Kushina enggan melihat apa yang Naruto tunjuk. Fokus netranya tertuju pada rembulan yang bersinar cerah di malam ini. Kushina dapat mendengar Naruto mengeluh, memberikan respon tak suka saat Kushina tak meresponnya dengan baik.

Untuk apa aku melihat rasi bintang, kita tidak sedang tersesat kan?

Tapi setidaknya lebih indah dari apa yang selalu kau lihat setiap malam.

Untuk yang pertama kali, Kushina akhirnya menuruti Naruto untuk melihat apa yang Naruto tunjukkan padanya. Hangat kopinya perlahan mendingin. Naruto tersenyum. Ia ingin memperlihatkan hal menarik lebih dari ini.


Kushina selalu merasa kaget, ketika sepasang manik biru itu muncul saat pertama kali ia membuka mata di pagi buta. Kushina tak kuasa untuk mengeluarkan kekuatannya. Naruto mengerang kesakitan. Pukulan pada ulu hatinya benar-benar terasa.

Kau jahat padaku, Kushina.

Mau bagaimana lagi? Kushina memang gadis yang dikaruniai dengan kekuatan yang hampir menyamai laki-laki di beberapa sisi. Namun untuk kali ini, Naruto tak pernah mengharapkan sebuah luka fisik pada tubuhnya.

Kushina merasa jengkel. Namun di saat bersamaan, ia ingin tertawa melihat Naruto hampir menangis saat nyeri masih terasa.

Dasar! Makanya jangan jahil padaku!


Pagi ini langit berkabung. Abstrak abu bergerak melaju dalam satu arah, menumpahkan tangis pembawa hadiah pada bunga white rose di halaman depan rumah.

Maka dari itu Naruto menyiapkan secangkir teh hangat untuk Kushina.

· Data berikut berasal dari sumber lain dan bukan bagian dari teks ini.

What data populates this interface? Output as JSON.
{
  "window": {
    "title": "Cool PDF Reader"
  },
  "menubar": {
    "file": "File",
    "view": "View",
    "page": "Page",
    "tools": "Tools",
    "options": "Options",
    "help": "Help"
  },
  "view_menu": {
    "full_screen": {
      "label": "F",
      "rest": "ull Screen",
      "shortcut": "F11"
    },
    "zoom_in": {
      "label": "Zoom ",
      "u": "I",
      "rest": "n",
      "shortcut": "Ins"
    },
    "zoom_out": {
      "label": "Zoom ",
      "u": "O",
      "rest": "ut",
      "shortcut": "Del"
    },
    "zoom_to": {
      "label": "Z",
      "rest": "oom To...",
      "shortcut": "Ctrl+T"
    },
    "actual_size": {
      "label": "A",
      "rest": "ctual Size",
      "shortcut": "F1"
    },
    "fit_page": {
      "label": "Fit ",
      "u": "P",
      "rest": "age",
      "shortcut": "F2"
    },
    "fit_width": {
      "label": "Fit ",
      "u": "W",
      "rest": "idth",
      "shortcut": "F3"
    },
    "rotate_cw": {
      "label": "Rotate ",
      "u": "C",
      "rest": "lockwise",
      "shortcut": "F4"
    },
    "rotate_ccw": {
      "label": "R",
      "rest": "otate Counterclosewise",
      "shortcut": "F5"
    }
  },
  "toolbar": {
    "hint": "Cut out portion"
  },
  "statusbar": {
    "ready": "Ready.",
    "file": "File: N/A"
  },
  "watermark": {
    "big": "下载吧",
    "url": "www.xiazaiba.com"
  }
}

Kushina menyeruputnya, memberi hangat ke sekujur tubuhnya. Ia mengukir senyum di wajah cantik turunan Uzumaki. Kushina berkomentar, ini kurang manis dengan nada datar. Gadis itu tahu jika Naruto tidak terlalu pandai dalam hal ini. Namun di satu sisi, Naruto tahu bagaimana cara membuat kopi yang pas di lidahnya.

Naruto menawarkan biskuit dari sisi belakang. Kushina menggeleng. Ia tidak ingin mencampur rasa lain di lidahnya. Setidaknya, untuk momen ini, ini saja sudah cukup baginya.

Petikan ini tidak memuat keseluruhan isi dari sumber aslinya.